Place | Oceania: Pacific Islands, Solomon Islands, New Georgia, Marova |
---|---|
Accession Number | RELAWM30907 |
Collection type | Technology |
Object type | Edged weapon or club |
Location | Main Bld: World War 2 Gallery: Gallery 2: Turn Point |
Place made | Japan |
Date made | Unknown |
Conflict |
Second World War, 1939-1945 |
Japanese Navy Kai-gunto Broken Sword: Major D.G. Kennedy, Coastwatcher
Japanese Kai-gunto sword broken in three pieces. The hilt has the standard Japanese Navy guilded brass fittings of a fushi, kabuto-gane and cherry blossom menuki under the brown handle binding over black rayskin. A gilt family mon is attached to the kabuto-gane of a square with a diagonal line within a circle. The guard is a plain blackened brass tsuba with two large seppa of a sun ray pattern (one on each side) and four smaller seppa (two on each side) with serrated edges. On the rear of the broken blade parts are solder marks where the sword has been mounted on a board for display. The tang has three peg holes with the remains of a signature that translates as Hida no-kami and possibly the top section of the character for Fuji.
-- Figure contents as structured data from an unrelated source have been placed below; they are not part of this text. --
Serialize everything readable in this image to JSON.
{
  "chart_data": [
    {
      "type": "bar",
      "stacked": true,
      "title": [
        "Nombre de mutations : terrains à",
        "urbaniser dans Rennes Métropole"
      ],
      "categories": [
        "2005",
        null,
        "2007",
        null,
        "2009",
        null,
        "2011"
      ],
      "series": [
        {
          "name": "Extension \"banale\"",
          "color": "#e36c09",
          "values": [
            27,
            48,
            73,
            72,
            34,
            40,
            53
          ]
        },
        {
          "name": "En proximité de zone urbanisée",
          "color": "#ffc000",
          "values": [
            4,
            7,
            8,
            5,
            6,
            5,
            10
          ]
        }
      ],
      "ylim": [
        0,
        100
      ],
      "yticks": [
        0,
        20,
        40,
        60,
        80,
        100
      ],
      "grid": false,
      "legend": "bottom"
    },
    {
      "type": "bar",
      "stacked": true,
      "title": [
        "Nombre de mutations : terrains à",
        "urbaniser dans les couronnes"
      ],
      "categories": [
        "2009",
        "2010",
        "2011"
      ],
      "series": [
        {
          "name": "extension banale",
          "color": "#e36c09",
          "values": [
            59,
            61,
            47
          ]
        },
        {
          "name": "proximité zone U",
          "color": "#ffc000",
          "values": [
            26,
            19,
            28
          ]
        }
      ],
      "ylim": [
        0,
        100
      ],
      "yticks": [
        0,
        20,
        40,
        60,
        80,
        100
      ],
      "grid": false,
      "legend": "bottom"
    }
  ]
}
This Japanese sword was captured in action at Marova, New Georgia, by Major D.G. Kennedy, D.S.O. Major Kennedy was formerly a member of the British Solomon Islands administration and an outstanding leader of the coast watchers in that area in 1942- 1943. His exploits are described in Commander E. A. Feldt's book "The Coastwatchers" and in "Among Those Present", an official U.K. publication.
Outstanding among his many clashes with the Japanese was an action between his ten ton schooner "Dadavata" and a patrol of Japanese in a whaleboat during which the whaleboat was rammed and all the Japanese accounted for. It was during this action that the sword was captured. Major Kennedy's account as to how the sword became broken is as follows: "It was broken by a bullet fired by me from a Browning "50" at the same time as the Japanese N.C.O. who wore it fired a burst from a Bren gun from which I collected a bullet in the leg. This was at Marovo lagoon in New Georgia in May 1943 in an encounter between my native scouts and a Japanese patrol which was hunting for us." The incident is described in "Among Those Present" page 52. The sword is broken in two places. One break approximately 4 inches from the hilt bears the mark of a bullet but the other break 5 inches from the point is unaccounted for.